George Earnshaw

Personal information
- Full name: George Russell Bell Earnshaw
- Born: 5 May 1857 Clapham, Surrey, England
- Died: 29 December 1894 (aged 37) Merano, Tyrol, Austria-Hungary
- Batting: Right-handed
- Relations: Alfred Earnshaw (father)

Domestic team information
- 1881: Surrey

Career statistics
| Competition | First-class |
| Matches | 2 |
| Runs scored | 31 |
| Batting average | 10.33 |
| 100s/50s | 0/0 |
| Top score | 13* |
| Balls bowled | 8 |
| Wickets | 0 |
| Bowling average | – |
| 5 wickets in innings | – |
| 10 wickets in match | – |
| Best bowling | – |
| Catches/stumpings | 1/– |
- Source: Cricinfo, 24 June 2012

= George Earnshaw (cricketer) =

English cricketer

George Russell Bell Earnshaw (5 May 1857 – 29 December 1894) was an English cricketer. Earnshaw was a right-handed batsman, although his bowling style is unknown. He was born at Clapham, Surrey.

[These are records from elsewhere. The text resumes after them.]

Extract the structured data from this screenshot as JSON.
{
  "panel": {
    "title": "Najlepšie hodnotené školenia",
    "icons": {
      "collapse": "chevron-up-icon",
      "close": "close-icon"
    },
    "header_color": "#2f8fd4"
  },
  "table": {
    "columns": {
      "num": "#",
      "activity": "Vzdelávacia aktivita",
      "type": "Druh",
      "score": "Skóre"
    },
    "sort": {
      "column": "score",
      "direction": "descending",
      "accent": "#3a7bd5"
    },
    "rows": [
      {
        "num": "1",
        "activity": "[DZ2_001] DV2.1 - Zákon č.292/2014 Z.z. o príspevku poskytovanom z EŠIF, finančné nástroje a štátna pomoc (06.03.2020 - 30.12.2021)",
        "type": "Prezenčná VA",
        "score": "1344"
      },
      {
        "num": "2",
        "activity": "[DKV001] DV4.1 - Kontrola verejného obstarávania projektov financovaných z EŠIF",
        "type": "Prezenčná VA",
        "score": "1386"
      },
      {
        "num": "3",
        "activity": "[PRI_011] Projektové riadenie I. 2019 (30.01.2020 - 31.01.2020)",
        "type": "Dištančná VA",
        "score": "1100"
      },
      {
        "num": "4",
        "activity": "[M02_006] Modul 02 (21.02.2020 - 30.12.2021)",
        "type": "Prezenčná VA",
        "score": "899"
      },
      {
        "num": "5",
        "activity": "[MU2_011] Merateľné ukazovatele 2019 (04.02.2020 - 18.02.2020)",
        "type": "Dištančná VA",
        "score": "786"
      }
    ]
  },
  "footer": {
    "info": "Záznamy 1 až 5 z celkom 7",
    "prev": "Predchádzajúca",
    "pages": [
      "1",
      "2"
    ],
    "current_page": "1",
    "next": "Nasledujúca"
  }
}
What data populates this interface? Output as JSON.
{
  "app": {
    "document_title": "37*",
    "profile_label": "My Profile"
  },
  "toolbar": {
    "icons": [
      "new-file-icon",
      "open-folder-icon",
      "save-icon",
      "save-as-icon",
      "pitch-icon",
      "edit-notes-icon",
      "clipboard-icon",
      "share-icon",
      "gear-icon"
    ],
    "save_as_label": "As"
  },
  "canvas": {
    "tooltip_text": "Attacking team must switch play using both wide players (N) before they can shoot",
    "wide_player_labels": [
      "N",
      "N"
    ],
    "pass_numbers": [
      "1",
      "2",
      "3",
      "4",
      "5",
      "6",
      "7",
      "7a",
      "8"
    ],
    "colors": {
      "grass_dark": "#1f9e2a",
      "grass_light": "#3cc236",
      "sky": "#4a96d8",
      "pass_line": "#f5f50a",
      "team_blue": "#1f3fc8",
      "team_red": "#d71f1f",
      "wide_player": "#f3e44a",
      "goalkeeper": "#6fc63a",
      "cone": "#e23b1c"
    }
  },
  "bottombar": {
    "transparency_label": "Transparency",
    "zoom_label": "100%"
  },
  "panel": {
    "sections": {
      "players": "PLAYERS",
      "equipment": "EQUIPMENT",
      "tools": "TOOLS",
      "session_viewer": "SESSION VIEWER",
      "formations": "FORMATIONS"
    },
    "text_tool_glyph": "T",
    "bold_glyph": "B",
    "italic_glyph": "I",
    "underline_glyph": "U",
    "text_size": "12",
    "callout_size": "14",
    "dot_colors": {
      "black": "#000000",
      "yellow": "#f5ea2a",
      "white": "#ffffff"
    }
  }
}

Earnshaw made two first-class appearances for Surrey in 1880, against Middlesex and Yorkshire, with both matches played at The Oval. In his first match, Middlesex won the toss and elected to bat first, making 179 all out. Surrey responded in their first-innings by making just 80 all out, with Earnshaw being dismissed for 5 runs by Augustus Ford. Forced to follow-on in their second-innings, Surrey were dismissed for 69, with Earnshaw ending the innings not out on 13. Middlesex won the match by an innings and 30 runs. In his second match, Yorkshire won the toss and elected to bat first, making 398 all out. Surrey responded in their first-innings by making 176 all out, with Earnshaw being dismissed for 13 runs by Allen Hill. Forced to follow-on in their second-innings, Surrey were dismissed for 99, with Earnshaw being dismissed by Hill for a duck. Yorkshire won the match by an innings and 123 runs.

He died at Merano in Austria-Hungary on 29 December 1894. His father, Alfred Earnshaw, also played first-class cricket.